Sine Definition
Description
The Sine function (abbreviated as $\sin$) is one of the three primary trigonometric ratios, forming the foundation of trigonometry along with Cosine and Tangent. It relates the angle of a right-angled triangle to the ratio of the length of the side opposite that angle to the length of the hypotenuse.
The mnemonic **SOH CAH TOA** helps remember this definition: * **S**ine = **O**pposite / **H**ypotenuse * Cosine = Adjacent / Hypotenuse * Tangent = Opposite / Adjacent
Beyond triangles, the sine function is fundamental in describing periodic phenomena. On the unit circle (a circle with radius 1), if you measure an angle $\theta$ from the positive x-axis, the y-coordinate of the point on the circle is exactly $\sin(\theta)$. This allows sine to be defined for all real numbers, not just angles between 0° and 90°.
History & Origins
The concept of sine has a rich history spanning across civilizations. Ancient India (c. 500 AD): The mathematician Aryabhata used the term ardha-jya (half-chord) to describe sine. This was later shortened to jya or jiva. Islamic Golden Age (c. 800 AD): Arab mathematicians translated the Sanskrit texts. They transliterated jiva into Arabic as jiba. Since Arabic is written without short vowels, it was written as jb. Later readers interpreted this as jayb, which means "pocket" or "fold" in Arabic. Medieval Europe (c. 1150 AD): When Gherard of Cremona translated these Arabic texts into Latin, he translated jayb into the Latin word for pocket/fold: sinus. This mistranslation stuck, giving us the modern word "sine".
Unit Circle Definition
The sine function extends beyond right triangles using the unit circle.
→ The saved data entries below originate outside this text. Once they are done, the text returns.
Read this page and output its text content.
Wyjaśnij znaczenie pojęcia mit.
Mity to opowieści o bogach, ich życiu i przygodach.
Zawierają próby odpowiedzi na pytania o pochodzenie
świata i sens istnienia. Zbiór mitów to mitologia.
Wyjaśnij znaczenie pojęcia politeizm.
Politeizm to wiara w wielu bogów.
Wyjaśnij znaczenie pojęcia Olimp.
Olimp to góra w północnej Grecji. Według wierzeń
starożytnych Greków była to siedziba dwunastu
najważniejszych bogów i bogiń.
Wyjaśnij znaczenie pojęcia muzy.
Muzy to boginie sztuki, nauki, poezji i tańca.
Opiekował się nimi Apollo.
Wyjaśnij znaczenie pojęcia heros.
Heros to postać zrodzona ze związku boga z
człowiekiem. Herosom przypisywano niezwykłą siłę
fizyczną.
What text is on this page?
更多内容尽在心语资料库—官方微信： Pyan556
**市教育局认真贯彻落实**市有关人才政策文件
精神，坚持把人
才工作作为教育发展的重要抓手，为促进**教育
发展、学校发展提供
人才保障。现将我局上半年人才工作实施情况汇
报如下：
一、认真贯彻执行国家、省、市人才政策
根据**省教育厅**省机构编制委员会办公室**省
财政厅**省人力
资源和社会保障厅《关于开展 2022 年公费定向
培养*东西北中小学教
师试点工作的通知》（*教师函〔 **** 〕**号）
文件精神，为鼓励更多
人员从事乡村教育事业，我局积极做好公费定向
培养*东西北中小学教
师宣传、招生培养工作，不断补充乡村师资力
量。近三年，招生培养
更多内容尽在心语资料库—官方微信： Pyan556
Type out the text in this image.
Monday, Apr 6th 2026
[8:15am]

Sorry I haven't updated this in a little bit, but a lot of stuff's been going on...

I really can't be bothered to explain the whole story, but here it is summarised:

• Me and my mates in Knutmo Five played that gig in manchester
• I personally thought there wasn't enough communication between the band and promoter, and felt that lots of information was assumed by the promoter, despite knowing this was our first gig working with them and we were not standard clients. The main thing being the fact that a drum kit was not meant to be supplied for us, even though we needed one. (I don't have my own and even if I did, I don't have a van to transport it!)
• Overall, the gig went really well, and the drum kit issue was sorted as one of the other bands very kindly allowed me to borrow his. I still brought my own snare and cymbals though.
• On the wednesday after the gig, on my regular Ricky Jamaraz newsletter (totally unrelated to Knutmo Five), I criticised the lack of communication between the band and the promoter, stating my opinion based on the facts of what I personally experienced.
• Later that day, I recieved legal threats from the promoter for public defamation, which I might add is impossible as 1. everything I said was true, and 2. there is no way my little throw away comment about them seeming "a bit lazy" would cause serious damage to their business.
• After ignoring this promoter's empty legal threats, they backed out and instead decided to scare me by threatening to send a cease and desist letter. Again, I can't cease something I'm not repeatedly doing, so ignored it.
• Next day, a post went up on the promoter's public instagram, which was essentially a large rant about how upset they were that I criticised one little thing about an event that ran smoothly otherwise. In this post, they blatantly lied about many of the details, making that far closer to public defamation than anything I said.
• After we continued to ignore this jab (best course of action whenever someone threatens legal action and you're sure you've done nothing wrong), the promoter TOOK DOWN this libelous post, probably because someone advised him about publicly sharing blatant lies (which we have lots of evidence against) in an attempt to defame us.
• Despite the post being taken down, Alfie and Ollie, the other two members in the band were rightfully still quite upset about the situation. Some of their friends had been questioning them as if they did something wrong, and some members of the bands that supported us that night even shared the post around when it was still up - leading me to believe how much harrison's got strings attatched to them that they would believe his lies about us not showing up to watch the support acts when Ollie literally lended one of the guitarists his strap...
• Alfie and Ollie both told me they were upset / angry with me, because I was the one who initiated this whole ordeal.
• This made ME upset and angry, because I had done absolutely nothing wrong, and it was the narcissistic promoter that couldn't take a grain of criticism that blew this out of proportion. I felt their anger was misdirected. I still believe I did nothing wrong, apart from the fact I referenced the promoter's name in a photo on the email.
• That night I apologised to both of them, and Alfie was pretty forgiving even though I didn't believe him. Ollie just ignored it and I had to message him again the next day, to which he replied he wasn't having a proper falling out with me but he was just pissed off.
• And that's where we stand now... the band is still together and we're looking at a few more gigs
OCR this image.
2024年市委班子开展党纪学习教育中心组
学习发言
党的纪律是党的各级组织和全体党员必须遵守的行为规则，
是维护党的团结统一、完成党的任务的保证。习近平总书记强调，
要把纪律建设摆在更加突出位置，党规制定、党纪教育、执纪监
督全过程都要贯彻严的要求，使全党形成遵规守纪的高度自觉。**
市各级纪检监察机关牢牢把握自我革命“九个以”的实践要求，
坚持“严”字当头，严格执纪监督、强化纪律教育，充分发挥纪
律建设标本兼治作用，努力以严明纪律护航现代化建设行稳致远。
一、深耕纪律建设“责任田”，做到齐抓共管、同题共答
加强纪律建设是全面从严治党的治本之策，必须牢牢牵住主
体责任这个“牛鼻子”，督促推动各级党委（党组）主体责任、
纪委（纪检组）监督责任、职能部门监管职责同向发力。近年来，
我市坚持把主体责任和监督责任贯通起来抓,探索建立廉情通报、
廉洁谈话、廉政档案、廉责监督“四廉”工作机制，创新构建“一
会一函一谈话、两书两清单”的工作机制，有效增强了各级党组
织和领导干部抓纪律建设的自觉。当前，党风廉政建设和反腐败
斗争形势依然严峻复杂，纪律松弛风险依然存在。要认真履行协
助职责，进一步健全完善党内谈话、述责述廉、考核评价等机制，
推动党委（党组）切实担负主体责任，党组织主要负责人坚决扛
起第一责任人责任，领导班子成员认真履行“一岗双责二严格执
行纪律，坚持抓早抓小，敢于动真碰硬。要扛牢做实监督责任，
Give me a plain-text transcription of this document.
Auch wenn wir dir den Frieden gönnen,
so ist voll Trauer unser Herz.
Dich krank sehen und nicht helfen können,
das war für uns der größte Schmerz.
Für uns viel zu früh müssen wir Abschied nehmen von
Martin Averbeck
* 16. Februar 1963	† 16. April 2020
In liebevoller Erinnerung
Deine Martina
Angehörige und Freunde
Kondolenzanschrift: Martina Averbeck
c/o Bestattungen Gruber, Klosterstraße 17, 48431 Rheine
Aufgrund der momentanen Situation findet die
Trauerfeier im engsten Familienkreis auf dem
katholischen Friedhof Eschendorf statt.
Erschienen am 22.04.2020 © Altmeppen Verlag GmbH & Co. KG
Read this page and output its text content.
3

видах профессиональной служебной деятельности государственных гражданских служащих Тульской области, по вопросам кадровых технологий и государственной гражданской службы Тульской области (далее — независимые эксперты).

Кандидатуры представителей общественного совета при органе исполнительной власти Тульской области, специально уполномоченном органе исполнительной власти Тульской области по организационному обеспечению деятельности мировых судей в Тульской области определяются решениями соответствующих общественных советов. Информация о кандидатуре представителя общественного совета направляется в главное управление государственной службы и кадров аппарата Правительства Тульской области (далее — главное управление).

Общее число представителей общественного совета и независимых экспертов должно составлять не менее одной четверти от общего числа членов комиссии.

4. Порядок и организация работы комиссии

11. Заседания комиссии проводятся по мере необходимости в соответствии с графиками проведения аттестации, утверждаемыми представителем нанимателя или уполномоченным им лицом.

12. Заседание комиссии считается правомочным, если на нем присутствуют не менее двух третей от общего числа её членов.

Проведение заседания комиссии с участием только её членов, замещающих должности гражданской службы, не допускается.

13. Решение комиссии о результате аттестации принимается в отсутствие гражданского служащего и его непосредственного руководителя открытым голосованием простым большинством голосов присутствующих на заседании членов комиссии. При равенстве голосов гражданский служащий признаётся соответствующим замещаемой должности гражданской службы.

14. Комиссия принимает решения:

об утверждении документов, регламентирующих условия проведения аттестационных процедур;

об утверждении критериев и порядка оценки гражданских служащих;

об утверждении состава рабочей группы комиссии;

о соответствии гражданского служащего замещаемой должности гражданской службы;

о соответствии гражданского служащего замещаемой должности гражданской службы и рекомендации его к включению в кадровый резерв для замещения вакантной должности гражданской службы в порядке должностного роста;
Draw a circle with radius $r=1$ centered at $(0,0)$.
Draw a line from the origin making an angle $\theta$ with the positive x-axis.
This line intersects the circle at a point $P(x,y)$.
Draw a vertical line from $P$ down to the x-axis to form a right triangle.
The hypotenuse is the radius, so $H = 1$.
The side opposite to $\theta$ is the vertical height $y$.
By definition, $\sin(\theta) = \frac{\text{Opposite}}{\text{Hypotenuse}} = \frac{y}{1} = y$.
Thus, on the unit circle, sine is simply the y-coordinate.
Variables
| Symbol | Meaning |
|---|---|
θ | Angle (in degrees or radians) |
opposite | Length of side opposite to the angle |
hypotenuse | Length of the longest side (opposite 90°) |
Examples
Basic Calculation
Problem: Find sin(30°)
Solution:
Ladder Problem
Problem: A 10-meter ladder leans against a wall making a 60° angle with the ground. How high up the wall does it reach?
Solution: ~8.66 meters
- Identify knowns: Hypotenuse (ladder) = 10m, Angle $\theta = 60^\circ$.
- Identify unknown: Opposite side (height of wall).
- Choose ratio: SOH (Sine = Opposite / Hypotenuse).
- Equation: $\sin(60^\circ) = \frac{h}{10}$.
- Solve for h: $h = 10 \times \sin(60^\circ)$.
- Calculate: $h = 10 \times 0.866 = 8.66$ meters.
Sound Waves
Problem: A pure tone is modeled by $y(t) = A \sin(2\pi f t)$. If amplitude A=5 and frequency f=440Hz, what is the value at t=0.001s?
Solution: ~1.91
- Equation: $y = 5 \sin(2\pi \times 440 \times 0.001)$.
- Calculate angle: $2\pi \times 0.44 \approx 2.76$ radians.
- Compute sine: $\sin(2.76) \approx 0.38$.
- Multiply by Amplitude: $5 \times 0.38 = 1.9$.
Common Mistakes
Degrees vs Radians
Calculators have two modes. $\sin(30^\circ) = 0.5$, but $\sin(30 \text{ rad}) = -0.98$. Always check your mode!
Confusing Sine and Cosine
Remember SOH CAH TOA. Sine is Opposite, Cosine is Adjacent. If the side touches the angle, it's Adjacent (Cosine).
Real-World Applications
Sound and Music
Musical tones are sound waves composed of sine waves at different frequencies. Synthesizers create sounds by adding multiple sine waves together.
Alternating Current (AC)
The electricity in your wall outlet alternates direction in a smooth sine wave pattern. Engineers use sine functions to model voltage and current over time.
Frequently Asked Questions
Why is sine between -1 and 1?
In a right triangle, the opposite side can never be longer than the hypotenuse, so the ratio cannot exceed 1. On the unit circle, the y-coordinate goes from -1 (bottom) to 1 (top).
What is inverse sine?
Inverse sine ($\sin^{-1}$ or arcsin) does the reverse: it takes a ratio and tells you the angle. If $\sin(\theta) = 0.5$, then $\theta = 30^\circ$.